Disaster Recovery

Backup and Restore

It is recommended that your database is frequently backed up so that the data can be restored in case of a disaster.

In the case of a restore, a participant can replay missing data from the domain considering the domain’s backup is more recent than that of the participant’s. It is important that the participant’s backup is not more recent than that of the domain’s as that would constitute a ledger fork. Therefore if you backup both participant and domain, always backup participant database before the domain.

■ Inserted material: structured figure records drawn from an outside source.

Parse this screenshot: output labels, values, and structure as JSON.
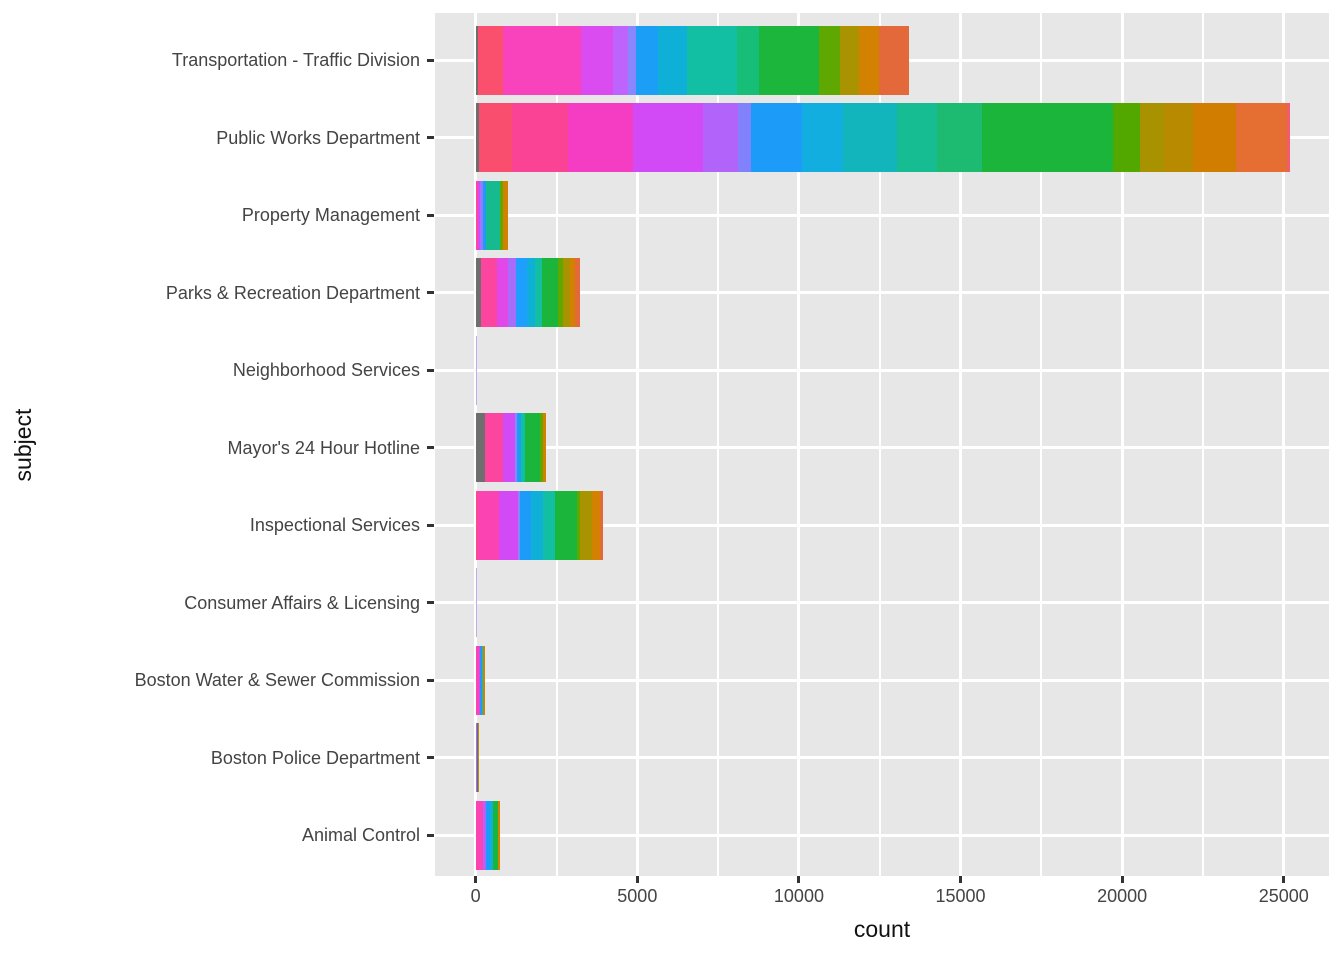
{
  "chart_data": {
    "type": "bar",
    "orientation": "horizontal",
    "stacked": true,
    "title": "",
    "xlabel": "count",
    "ylabel": "subject",
    "xlim": [
      0,
      26500
    ],
    "x_major_ticks": [
      0,
      5000,
      10000,
      15000,
      20000,
      25000
    ],
    "x_major_tick_labels": [
      "0",
      "5000",
      "10000",
      "15000",
      "20000",
      "25000"
    ],
    "x_minor_ticks": [
      2500,
      7500,
      12500,
      17500,
      22500
    ],
    "grid": "white major+minor vertical, white major horizontal at category centers, on gray panel",
    "legend": "none",
    "categories": [
      {
        "label": "Transportation - Traffic Division",
        "total": 13400,
        "segments": [
          {
            "color": "#6E6E6E",
            "frac": 0.005
          },
          {
            "color": "#FA506E",
            "frac": 0.058
          },
          {
            "color": "#F843BC",
            "frac": 0.18
          },
          {
            "color": "#DA4BF0",
            "frac": 0.073
          },
          {
            "color": "#BC64FB",
            "frac": 0.035
          },
          {
            "color": "#8A86FD",
            "frac": 0.018
          },
          {
            "color": "#1B9EF5",
            "frac": 0.052
          },
          {
            "color": "#0FB0D8",
            "frac": 0.066
          },
          {
            "color": "#13BFA2",
            "frac": 0.116
          },
          {
            "color": "#17BE77",
            "frac": 0.05
          },
          {
            "color": "#1CB63C",
            "frac": 0.139
          },
          {
            "color": "#5FA801",
            "frac": 0.05
          },
          {
            "color": "#A99300",
            "frac": 0.042
          },
          {
            "color": "#D28200",
            "frac": 0.046
          },
          {
            "color": "#E3683A",
            "frac": 0.07
          }
        ]
      },
      {
        "label": "Public Works Department",
        "total": 25200,
        "segments": [
          {
            "color": "#6E6E6E",
            "frac": 0.004
          },
          {
            "color": "#FA4E6E",
            "frac": 0.041
          },
          {
            "color": "#FB4396",
            "frac": 0.068
          },
          {
            "color": "#F43DC3",
            "frac": 0.08
          },
          {
            "color": "#D24AF5",
            "frac": 0.086
          },
          {
            "color": "#B163FA",
            "frac": 0.043
          },
          {
            "color": "#8181FB",
            "frac": 0.016
          },
          {
            "color": "#1C9BF8",
            "frac": 0.062
          },
          {
            "color": "#12AEE0",
            "frac": 0.051
          },
          {
            "color": "#12B5BB",
            "frac": 0.066
          },
          {
            "color": "#16BD92",
            "frac": 0.049
          },
          {
            "color": "#1DBB72",
            "frac": 0.055
          },
          {
            "color": "#1CB53B",
            "frac": 0.162
          },
          {
            "color": "#53A800",
            "frac": 0.033
          },
          {
            "color": "#A89200",
            "frac": 0.029
          },
          {
            "color": "#B88A00",
            "frac": 0.035
          },
          {
            "color": "#D17E00",
            "frac": 0.053
          },
          {
            "color": "#E56E32",
            "frac": 0.063
          },
          {
            "color": "#F25B6E",
            "frac": 0.004
          }
        ]
      },
      {
        "label": "Property Management",
        "total": 1000,
        "segments": [
          {
            "color": "#FB47A0",
            "frac": 0.085
          },
          {
            "color": "#D24AF5",
            "frac": 0.063
          },
          {
            "color": "#9878FB",
            "frac": 0.063
          },
          {
            "color": "#1C9BF8",
            "frac": 0.104
          },
          {
            "color": "#16BA8E",
            "frac": 0.44
          },
          {
            "color": "#5FA801",
            "frac": 0.085
          },
          {
            "color": "#D28200",
            "frac": 0.16
          }
        ]
      },
      {
        "label": "Parks & Recreation Department",
        "total": 3230,
        "segments": [
          {
            "color": "#6E6E6E",
            "frac": 0.048
          },
          {
            "color": "#FB459E",
            "frac": 0.152
          },
          {
            "color": "#E148E8",
            "frac": 0.113
          },
          {
            "color": "#A86CFB",
            "frac": 0.075
          },
          {
            "color": "#1E9EFF",
            "frac": 0.103
          },
          {
            "color": "#0FB0D8",
            "frac": 0.081
          },
          {
            "color": "#13BFA2",
            "frac": 0.065
          },
          {
            "color": "#1CB53B",
            "frac": 0.154
          },
          {
            "color": "#5FA801",
            "frac": 0.048
          },
          {
            "color": "#A99300",
            "frac": 0.065
          },
          {
            "color": "#D28200",
            "frac": 0.048
          },
          {
            "color": "#E3683A",
            "frac": 0.048
          }
        ]
      },
      {
        "label": "Neighborhood Services",
        "total": 30,
        "segments": [
          {
            "color": "#C9A8E8",
            "frac": 1.0
          }
        ]
      },
      {
        "label": "Mayor's 24 Hour Hotline",
        "total": 2180,
        "segments": [
          {
            "color": "#6E6E6E",
            "frac": 0.13
          },
          {
            "color": "#FB459E",
            "frac": 0.251
          },
          {
            "color": "#D24AF5",
            "frac": 0.17
          },
          {
            "color": "#8A86FD",
            "frac": 0.033
          },
          {
            "color": "#1C9BF8",
            "frac": 0.064
          },
          {
            "color": "#13BFA2",
            "frac": 0.048
          },
          {
            "color": "#1CB53B",
            "frac": 0.217
          },
          {
            "color": "#5FA801",
            "frac": 0.039
          },
          {
            "color": "#D28200",
            "frac": 0.048
          }
        ]
      },
      {
        "label": "Inspectional Services",
        "total": 3930,
        "segments": [
          {
            "color": "#FA506E",
            "frac": 0.01
          },
          {
            "color": "#FB43B1",
            "frac": 0.175
          },
          {
            "color": "#D24AF5",
            "frac": 0.145
          },
          {
            "color": "#8A86FD",
            "frac": 0.019
          },
          {
            "color": "#1C9BF8",
            "frac": 0.087
          },
          {
            "color": "#0FB0D8",
            "frac": 0.092
          },
          {
            "color": "#13BFA2",
            "frac": 0.093
          },
          {
            "color": "#1CB53B",
            "frac": 0.173
          },
          {
            "color": "#5FA801",
            "frac": 0.026
          },
          {
            "color": "#A99300",
            "frac": 0.093
          },
          {
            "color": "#D28200",
            "frac": 0.066
          },
          {
            "color": "#E3683A",
            "frac": 0.021
          }
        ]
      },
      {
        "label": "Consumer Affairs & Licensing",
        "total": 15,
        "segments": [
          {
            "color": "#C9A8E8",
            "frac": 1.0
          }
        ]
      },
      {
        "label": "Boston Water & Sewer Commission",
        "total": 280,
        "segments": [
          {
            "color": "#FB43B1",
            "frac": 0.35
          },
          {
            "color": "#D24AF5",
            "frac": 0.08
          },
          {
            "color": "#1C9BF8",
            "frac": 0.23
          },
          {
            "color": "#13BFA2",
            "frac": 0.12
          },
          {
            "color": "#D28200",
            "frac": 0.22
          }
        ]
      },
      {
        "label": "Boston Police Department",
        "total": 110,
        "segments": [
          {
            "color": "#B163FA",
            "frac": 0.4
          },
          {
            "color": "#6E6E6E",
            "frac": 0.2
          },
          {
            "color": "#A99300",
            "frac": 0.4
          }
        ]
      },
      {
        "label": "Animal Control",
        "total": 760,
        "segments": [
          {
            "color": "#FB43B1",
            "frac": 0.28
          },
          {
            "color": "#B163FA",
            "frac": 0.14
          },
          {
            "color": "#1C9BF8",
            "frac": 0.17
          },
          {
            "color": "#0FB0D8",
            "frac": 0.11
          },
          {
            "color": "#1CB53B",
            "frac": 0.19
          },
          {
            "color": "#D28200",
            "frac": 0.11
          }
        ]
      }
    ]
  },
  "colors": {
    "panel_background": "#E7E7E7",
    "gridline": "#FFFFFF",
    "tick_mark": "#333333",
    "axis_text": "#444444",
    "axis_title": "#111111",
    "na_fill": "#6E6E6E"
  }
}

In case of a domain restore from a backup, if a participant is ahead of the domain, the participant will refuse to connect to the domain and you must either:

  • restore the participant’s state to a backup before the disaster of the domain,

  • or roll out a new domain as a repair strategy in order to recover from a lost domain

We recommend that in production, a domain should be run with offsite synchronous replication to assure the most crucial data is always safely backed up and as up-to-date as possible.

Postgres Example

If you are using Postgres to persist the participant or domain node data, you can create backups to a file and restore it using Postgres’s utility commands pg_dump and pg_restore as shown below:

Backing up Postgres database to a file:

pg_dump -U <user> -h <host> -p <port> -w -F tar -f <fileName> <dbName>

Restoring Postgres database data from a file:

pg_restore -U <user> -h <host> -p <port> -w -d <dbName> <fileName>

Although the approach shown above works for small deployments, it is not recommended in larger deployments. For that, we suggest looking into incremental backups and refer to the resources below:

Repairing Nodes

Canton enables interoperability of distributed participants and domains. Particularly in distributed settings without trust assumptions, faults in one part of the system should ideally produce minimal irrecoverable damage to other parts. For example if a domain is irreparably lost, the participants previously connected to that domain need to recover and be empowered to continue their workflows on a new domain.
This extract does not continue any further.